Für die Einbindung der umfangreichen Medientechnik griff das Team von controLED auf Steuerungstechnik von RTI zurück
Fotos: Dirk Beumer | Für die Einbindung der umfangreichen Medientechnik griff das Team von controLED auf Steuerungstechnik von RTI zurück

Ausgesuchte Technik

Den künftigen Bewohnern des Hauses war klar, dass zeitgemäße Technik mit zum Konzept gehören würde, daher wurde die Hauselektrik mit KNX-Komponenten realisiert. Nicht einer, sondern gleich drei Gira HomeServer arbeiten hier zusammen, schließlich kann es sein, dass das Objekt doch noch eines Tages aufgeteilt wird, dann möchte schließlich jeder seine eigene Schaltzentrale haben. Bis dahin sind die drei Server aber bestens miteinander vernetzt und arbeiten Hand in Hand mit den eleganten Berker B.IQ Tastern zusammen, eingängige Beschriftungen sorgen dafür, dass sich alle Funktionen des Hauses sofort erschließen. Eine Jalousiesteuerung sowie Wetterstation von BMS kümmern sich um die Verschalung abhängig von Wind und Wetter.

Um die adäquate Medientechnik zu integrieren, griff das Team von controLED auf Steuerungstechnik von RTI zurück, die nicht nur das Zusammenspiel zwischen Haustechnik und Medien kontrolliert, sondern auch alle Visualisierungen bereitstellt, unter anderem für die diversen iPads, die im Haus verteilt sind. Diese sind in Launchport-Docks untergebracht. Das ausgeklügelte System erlaubt den leichten Wechsel zwischen Wand- und Tischhalterungen und die allgegenwärtigen Tablets werden in diesen Docks auch noch induktiv geladen. Alleine das umfangreiche Netzwerk von LANCOM schlägt mit einem fünfstelligen Betrag zu Buche, dafür gibt es aber auch technische Leckerbissen wie wetterfeste Outdoor-Access-Points, die auch widrigsten Bedingungen trotzen. Man könnte also bequem noch im Schneesturm draußen drahtlos ins Netz gehen oder sein Haus kontrollieren.

Bestens integriert: TV und die Soundbar von Sonos
Bestens integriert: TV und die Soundbar von Sonos

Ein ganz großes Thema ist natürlich auch hier Musik, insgesamt 24 Zonen werden mit Technik von Sonos bespielt, als Schallwandler kommen in fast allen Räumen Einbaulautsprecher des bayrischen Spezialisten A+B zum Einsatz. In den AV-Zonen finden sich vor allem Modelle von Bowers & Wilkins im Zusammenspiel mit Surround-Elektronik von Denon. Akustische Privatsphäre in den Fitnessbereichen garantieren die dort verwendeten Drahtlos-Kopfhörer von Sennheiser. Ach so, natürlich ist auch der Poolbereich angemessen beschallt, nach sichtbaren Lautsprechern sucht man hier vergeblich, unsichtbar integrierte Technik war auch hier die oberste Maxime.

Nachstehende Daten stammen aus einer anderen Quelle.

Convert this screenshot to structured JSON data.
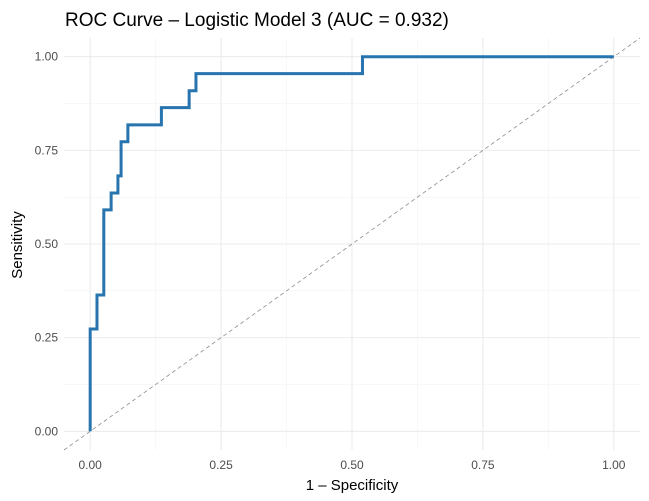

Edles Makassarholz zieht sich in unterschiedlichsten Anwendungen durch das komplette Objekt
Edles Makassarholz zieht sich in unterschiedlichsten Anwendungen durch das komplette Objekt

Videoseitig gibt es neben den obligatorischen Satellitentunern als Quelle eine luxuriöse Kaleidescape-Installation. Ein zentraler Server mit angeschlossenem Blu-ray-Wechsler versorgt die im Haus verteilten Fernseher von Samsung und Panasonic mit Filmprogramm nach Wunsch.

Eine besondere Herausforderung stellte die Installation dar, denn für den Einbau und die Inbetriebnahme der kompletten Elektronik stand gerade einmal ein Zeitfenster von zwei Wochen zur Verfügung. Aus diesem Grund liefen vorher alle Komponenten komplett miteinander verdrahtet im Probebetrieb bei controLED, um schon dort eventuellen Fehlern oder Schwierigkeiten auf die Spur zu kommen. Erst nachdem dieser Test ohne Probleme absolviert war, wurde das komplette Equipment in die Räume im Diplomatenviertel eingebaut.

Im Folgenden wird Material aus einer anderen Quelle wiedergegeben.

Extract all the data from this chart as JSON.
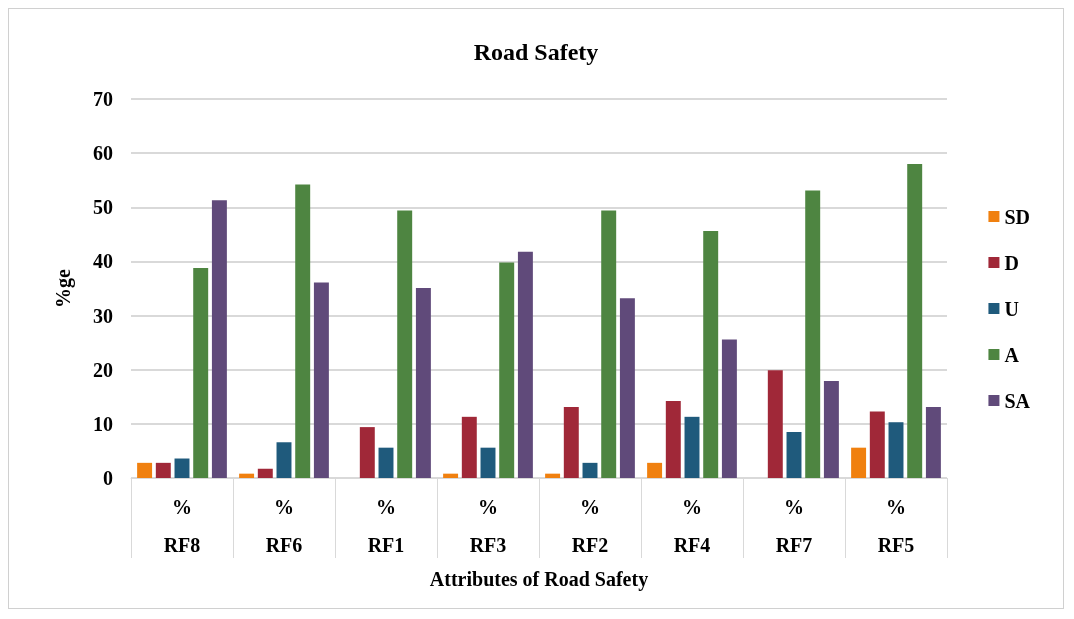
{
  "chart_data": {
    "type": "bar",
    "title": "Road Safety",
    "xlabel": "Attributes of Road Safety",
    "ylabel": "%ge",
    "categories": [
      "%\nRF8",
      "%\nRF6",
      "%\nRF1",
      "%\nRF3",
      "%\nRF2",
      "%\nRF4",
      "%\nRF7",
      "%\nRF5"
    ],
    "series": [
      {
        "name": "SD",
        "color": "#f0800f",
        "values": [
          2.8,
          0.8,
          0,
          0.8,
          0.8,
          2.8,
          0,
          5.6
        ]
      },
      {
        "name": "D",
        "color": "#a02838",
        "values": [
          2.8,
          1.7,
          9.4,
          11.3,
          13.1,
          14.2,
          19.9,
          12.3
        ]
      },
      {
        "name": "U",
        "color": "#1f5a7c",
        "values": [
          3.6,
          6.6,
          5.6,
          5.6,
          2.8,
          11.3,
          8.5,
          10.3
        ]
      },
      {
        "name": "A",
        "color": "#4e8541",
        "values": [
          38.8,
          54.2,
          49.4,
          39.8,
          49.4,
          45.6,
          53.1,
          58.0
        ]
      },
      {
        "name": "SA",
        "color": "#604a7a",
        "values": [
          51.3,
          36.1,
          35.1,
          41.8,
          33.2,
          25.6,
          17.9,
          13.1
        ]
      }
    ],
    "ylim": [
      0,
      70
    ],
    "yticks": [
      0,
      10,
      20,
      30,
      40,
      50,
      60,
      70
    ],
    "grid": "y",
    "legend": "right"
  }
}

Das Diplomatenviertel in der Nähe des Tiergartens ist von zeitloser und eleganter Architektur geprägt
Fotos: Dirk Beumer | Das Diplomatenviertel in der Nähe des Tiergartens ist von zeitloser und eleganter Architektur geprägt

Stets zu Diensten

Maximale Technik bei maximaler Integration, das war die Maxime bei diesem Objekt. Wann immer es den Bewohnern nach perfekter Beschallung oder einem entspannten Filmabend gelüstet, das Haus ist perfekt darauf vorbereitet. Im Gegenzug kümmert sich die leistungsfähige Haustechnik bei Abwesenheit der Bewohner ganz selbstständig um alles Wichtige und was sich mit der smarten Elektronik nicht erledigen lässt, dafür gibt es den Door Man. Hier wurde also an alle Eventualitäten gedacht.